When, in a comedic film, the audience is introduced to a male protagonist in the midst of a no-strings-attached sex-fueled lifestyle, it’s a good bet that he’ll be converted to a one-woman man by story’s end. 6 Month Rule is no exception and, while it does tweak the formula, it doesn’t always do so in ways that are much more interesting than its boilerplate iteration. Ultimately, we’re left with our clueless, unlikable cad just as clueless as he ever was, but the film is far too indulgent with its lead character to do more than hint at the ways that one form of male egotism can morph into another.
Actually, the dissection of the male ego is the central concern of the film. There are all sorts of psychological explanations given (mostly by other characters) for the reason that playboy photographer Tyler (writer-director Blayne Weaver) won’t settle down and, instead, chooses to live his life by a series of romantic “rules” that dictate his behavior. But when he meets a woman he finally falls for, the object of his egotism changes and he goes from being a “hunter” (his term) of many women to an obsessive chaser of one. What saves the film from being an overly indulgent semi-critique of Tyler’s put-on pose of masculinity is the deflating response of his would-be lover Sophie (Natalie Morales), who sees through his act and, while attracted to him, frames his behavior in a less forgiving light.

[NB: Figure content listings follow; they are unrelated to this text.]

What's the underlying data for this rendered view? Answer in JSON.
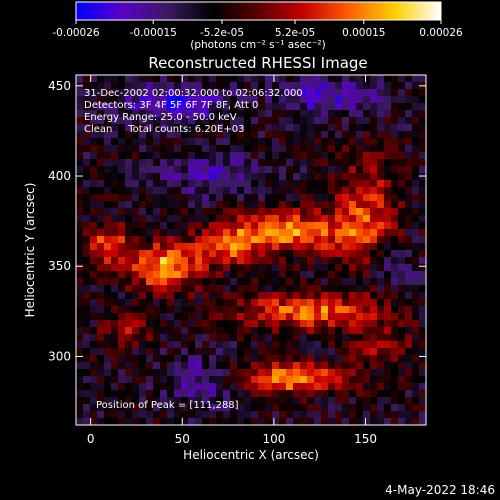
{
  "chart_data": {
    "type": "heatmap",
    "title": "Reconstructed RHESSI Image",
    "xlabel": "Heliocentric X (arcsec)",
    "ylabel": "Heliocentric Y (arcsec)",
    "xlim": [
      -8,
      183
    ],
    "ylim": [
      262,
      456
    ],
    "xticks": [
      "0",
      "50",
      "100",
      "150"
    ],
    "xtick_values": [
      0,
      50,
      100,
      150
    ],
    "yticks": [
      "300",
      "350",
      "400",
      "450"
    ],
    "ytick_values": [
      300,
      350,
      400,
      450
    ],
    "colorbar": {
      "min": -0.00026,
      "max": 0.00026,
      "tick_labels": [
        "-0.00026",
        "-0.00015",
        "-5.2e-05",
        "5.2e-05",
        "0.00015",
        "0.00026"
      ],
      "tick_values": [
        -0.00026,
        -0.00015,
        -5.2e-05,
        5.2e-05,
        0.00015,
        0.00026
      ],
      "unit_label": "(photons cm⁻² s⁻¹ asec⁻²)",
      "colors": [
        "#0000ff",
        "#5a00c8",
        "#3c1a60",
        "#000000",
        "#5a0000",
        "#c80000",
        "#ff6000",
        "#ffd000",
        "#ffffff"
      ]
    },
    "annotations": [
      "31-Dec-2002 02:00:32.000 to 02:06:32.000",
      "Detectors: 3F 4F 5F 6F 7F 8F, Att 0",
      "Energy Range: 25.0 - 50.0 keV",
      "Clean     Total counts: 6.20E+03"
    ],
    "peak_label": "Position of Peak = [111,288]",
    "peak": [
      111,
      288
    ],
    "hot_regions": [
      {
        "x": 110,
        "y": 369,
        "sx": 22,
        "sy": 8,
        "amp": 0.00022
      },
      {
        "x": 40,
        "y": 350,
        "sx": 14,
        "sy": 9,
        "amp": 0.00024
      },
      {
        "x": 10,
        "y": 362,
        "sx": 8,
        "sy": 8,
        "amp": 0.00018
      },
      {
        "x": 75,
        "y": 362,
        "sx": 12,
        "sy": 8,
        "amp": 0.00017
      },
      {
        "x": 150,
        "y": 380,
        "sx": 12,
        "sy": 20,
        "amp": 0.00016
      },
      {
        "x": 120,
        "y": 325,
        "sx": 28,
        "sy": 7,
        "amp": 0.0002
      },
      {
        "x": 110,
        "y": 288,
        "sx": 22,
        "sy": 6,
        "amp": 0.00022
      },
      {
        "x": 160,
        "y": 305,
        "sx": 10,
        "sy": 7,
        "amp": 0.00012
      },
      {
        "x": 20,
        "y": 315,
        "sx": 10,
        "sy": 6,
        "amp": 0.0001
      }
    ],
    "cold_regions": [
      {
        "x": 45,
        "y": 440,
        "sx": 20,
        "sy": 8,
        "amp": -0.00014
      },
      {
        "x": 65,
        "y": 400,
        "sx": 18,
        "sy": 8,
        "amp": -0.0001
      },
      {
        "x": 130,
        "y": 445,
        "sx": 20,
        "sy": 8,
        "amp": -0.00012
      },
      {
        "x": 60,
        "y": 285,
        "sx": 14,
        "sy": 10,
        "amp": -0.00011
      },
      {
        "x": 165,
        "y": 350,
        "sx": 8,
        "sy": 8,
        "amp": -9e-05
      }
    ]
  },
  "footer": {
    "timestamp": "4-May-2022 18:46"
  }
}
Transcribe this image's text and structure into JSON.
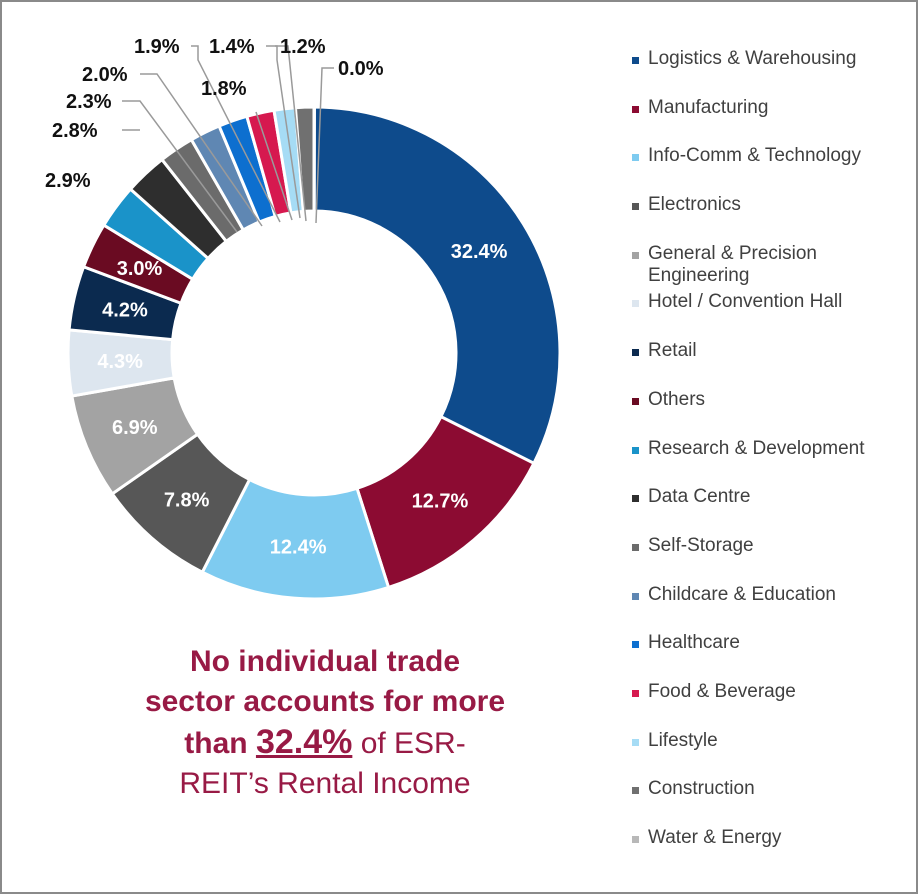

Aside from its clumsy comic turns, the film’s chief problem is the basic conception of the lead character. While Tyler is meant to be vaguely ridiculous, both his appeal to the opposite sex and his inherent level of interest as a study in ego-driven sexual behavior are too much taken for granted. It’s good to see a certain awareness on Weaver’s part that his character’s obsession with Sophie is no less a manifestation of desperate self-assertion than his previous womanizing, but ultimately this is pretty thin stuff. As Sophie realizes, Tyler may set himself up as an interesting James Bond type, but not only is his pose hollow, he’s simply not fully enough there to be a fit object of her curiosity. With his minimal capacity for self-awareness and his rote egotism, he can scarcely qualify as any more interesting for the film’s viewer.